Che cosa abbiamo imparato da Umberto Eco
“Ma in fondo, che ci vuole?”. Era il 1980, il professor Umberto Eco aveva pubblicato con strepitoso successo “Il nome della rosa”, l’accademia italiana moriva d’invidia. “Che ci vuole?”, ripetevano i colleghi. Come se per scrivere un romanzo in grado di scalare le classifiche internazionali – al pari di quel che sarebbe successo poi con il “Il Codice da Vinci” di Dan Brown: 50 milioni di copie contro 80 milioni, e un film a testa, Sean Connery contro Tom Hanks – bastasse deciderlo. E loro appunto non si abbassavano a tanto, fedeli alla serietà del loro lavoro da topi di biblioteca. Intanto rosicavano.
Ci voleva parecchio invece, tanto che neppure Umberto Eco riuscì a fare davvero il bis. I romanzi successivi risultano più indigesti, nonostante il successo di pubblico (che se lo diverti una volta poi si affeziona) e le lodi della critica (che dopo il primo successo comincia a trattarti con devoto rispetto). In caduta frenata, a partire dal “Pendolo di Foucault”, e poi in caduta libera fino a “Numero zero”, l’ultimo romanzo sul giornalismo d’inchiesta e di ricatto. Con squarci storici sul cadavere di Mussolini a Piazzale Loreto, storie che una volta trovavano posto sui settimanali popolari, alla voce “rivelazioni sull’epoca fascista”.
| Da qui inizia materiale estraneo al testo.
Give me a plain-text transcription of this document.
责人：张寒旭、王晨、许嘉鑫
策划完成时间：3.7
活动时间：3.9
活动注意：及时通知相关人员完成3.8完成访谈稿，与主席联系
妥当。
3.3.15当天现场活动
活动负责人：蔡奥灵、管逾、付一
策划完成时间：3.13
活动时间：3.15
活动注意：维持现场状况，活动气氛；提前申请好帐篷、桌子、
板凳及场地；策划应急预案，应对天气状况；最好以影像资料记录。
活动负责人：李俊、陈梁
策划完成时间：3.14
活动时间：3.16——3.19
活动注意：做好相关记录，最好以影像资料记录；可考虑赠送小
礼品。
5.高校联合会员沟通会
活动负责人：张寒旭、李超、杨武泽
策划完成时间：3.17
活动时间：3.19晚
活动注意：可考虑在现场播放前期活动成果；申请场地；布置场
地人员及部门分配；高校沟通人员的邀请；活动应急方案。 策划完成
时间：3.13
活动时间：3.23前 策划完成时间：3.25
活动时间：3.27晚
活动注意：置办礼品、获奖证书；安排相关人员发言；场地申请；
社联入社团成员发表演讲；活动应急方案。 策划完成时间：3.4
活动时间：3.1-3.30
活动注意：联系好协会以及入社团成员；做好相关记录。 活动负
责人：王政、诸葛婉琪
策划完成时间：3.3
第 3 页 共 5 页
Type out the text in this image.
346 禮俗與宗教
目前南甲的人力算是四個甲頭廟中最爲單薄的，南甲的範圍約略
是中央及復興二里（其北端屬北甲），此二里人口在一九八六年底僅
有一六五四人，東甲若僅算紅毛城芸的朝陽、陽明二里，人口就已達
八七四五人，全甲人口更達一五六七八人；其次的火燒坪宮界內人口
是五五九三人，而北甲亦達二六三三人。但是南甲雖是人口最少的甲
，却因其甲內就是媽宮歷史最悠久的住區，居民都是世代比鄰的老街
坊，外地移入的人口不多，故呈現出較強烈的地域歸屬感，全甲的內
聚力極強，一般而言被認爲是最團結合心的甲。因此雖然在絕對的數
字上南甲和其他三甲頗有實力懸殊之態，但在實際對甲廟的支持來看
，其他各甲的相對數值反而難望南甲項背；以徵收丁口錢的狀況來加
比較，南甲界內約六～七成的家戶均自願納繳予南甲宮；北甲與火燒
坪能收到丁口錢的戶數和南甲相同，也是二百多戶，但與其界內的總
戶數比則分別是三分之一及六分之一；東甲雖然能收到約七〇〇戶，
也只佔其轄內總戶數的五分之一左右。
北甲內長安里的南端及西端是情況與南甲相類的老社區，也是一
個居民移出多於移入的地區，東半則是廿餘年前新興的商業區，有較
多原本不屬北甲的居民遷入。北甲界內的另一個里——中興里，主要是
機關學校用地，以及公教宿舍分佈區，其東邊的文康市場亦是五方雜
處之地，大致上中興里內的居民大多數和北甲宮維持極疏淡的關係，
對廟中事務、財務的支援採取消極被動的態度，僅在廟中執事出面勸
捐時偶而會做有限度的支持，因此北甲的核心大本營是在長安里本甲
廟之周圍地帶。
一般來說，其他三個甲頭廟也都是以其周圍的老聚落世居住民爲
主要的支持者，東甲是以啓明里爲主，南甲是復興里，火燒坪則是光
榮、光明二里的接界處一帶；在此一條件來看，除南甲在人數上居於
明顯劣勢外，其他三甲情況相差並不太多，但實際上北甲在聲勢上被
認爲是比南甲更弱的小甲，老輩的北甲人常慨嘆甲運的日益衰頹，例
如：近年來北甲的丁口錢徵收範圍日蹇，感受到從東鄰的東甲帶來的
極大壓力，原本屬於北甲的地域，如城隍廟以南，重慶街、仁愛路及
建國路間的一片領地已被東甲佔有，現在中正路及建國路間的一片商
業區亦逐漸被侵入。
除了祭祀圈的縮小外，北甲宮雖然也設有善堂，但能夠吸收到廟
Era sparito il magico intreccio di medioevo e feuilleton che faceva scorrere veloci le pagine di “Il nome della rosa”. Fino alla rivelazione finale sul libro perduto della “Poetica” di Aristotele, dedicato alla commedia e fatto sparire dai monaci, giacché ridere è male. Se un lettore non sapeva niente della “Poetica”, si divertiva lo stesso, essendo il medioevo carico di intrighi. Volendo, si saltavano le parti più erudite. Mica c’era bisogno di farsele indicare da apposite edizioni – come i Distillati, versione aggiornata dei romanzi condensati di Selezione del Reader’s Digest – che tagliano via le parti noiose: ognuno dovrebbe essere giudice della propria noia.
E’ sparita, con gli anni, anche l’allegria che Umberto Eco aveva messo in “Diario Minimo”, uscito nel 1963. Lì sta la “Fenomenologia di Mike Bongiorno”, a quei tempi solitaria escursione di un intellettuale nella cultura di massa. Lì sta “Fatevi il vostro film d’autore”, che inchioda alle loro responsabilità Michelangelo Antonioni e Luchino Visconti. Ovvero il troppo vuoto e il troppo pieno del cinema italiano: uno chiamava il carro attrezzi per svuotare le piazze, l’altro voleva i cassetti pieni di trine, anche se nessuno li avrebbe aperti mai (c’è anche un soggetto multiplo per il trio Samperi-Bellocchio-Faenza, grandioso nelle variazioni su “l’eroe si unisce sessualmente con la propria madre”). Lì sta “L’elogio di Franti”.
Da Umberto Eco abbiamo imparato a scagionare “l’infame che sorrise”, il cattivo ragazzo sfuggito alla melassa di Edmondo De Amicis in “Cuore”. Abbiamo imparato a distinguere tra “Apocalittici e integrati”, schierandoci dalla parte degli integrati (anche nella versione “non siamo l’ultima generazione al mondo dotata di intelligenza e buon senso”: tutti ne sono convinti, da secoli; tutti si sono finora sbagliati, perché dovremmo avere ragione noi?). Abbiamo imparato che si possono trovare interessanti Superman e Charlie Brown anche dopo aver studiato all’università l’estetica di Tommaso d’Aquino. Abbiamo imparato che non tutti nel Gruppo 63 erano privi di senso dell’umorismo.
Spiace che tanta scorrettezza, culturale e politica, sia finita poi nella più scontata delle correttezze politiche. Sul palco con Gustavo Zagrebelsky, il bambino antiberlusconiano e la parola d’ordine: “Faccio tardi la sera per rileggere Immanuel Kant”. L’Umberto Eco che elogiava Franti avrebbe accolto la frase con una risata.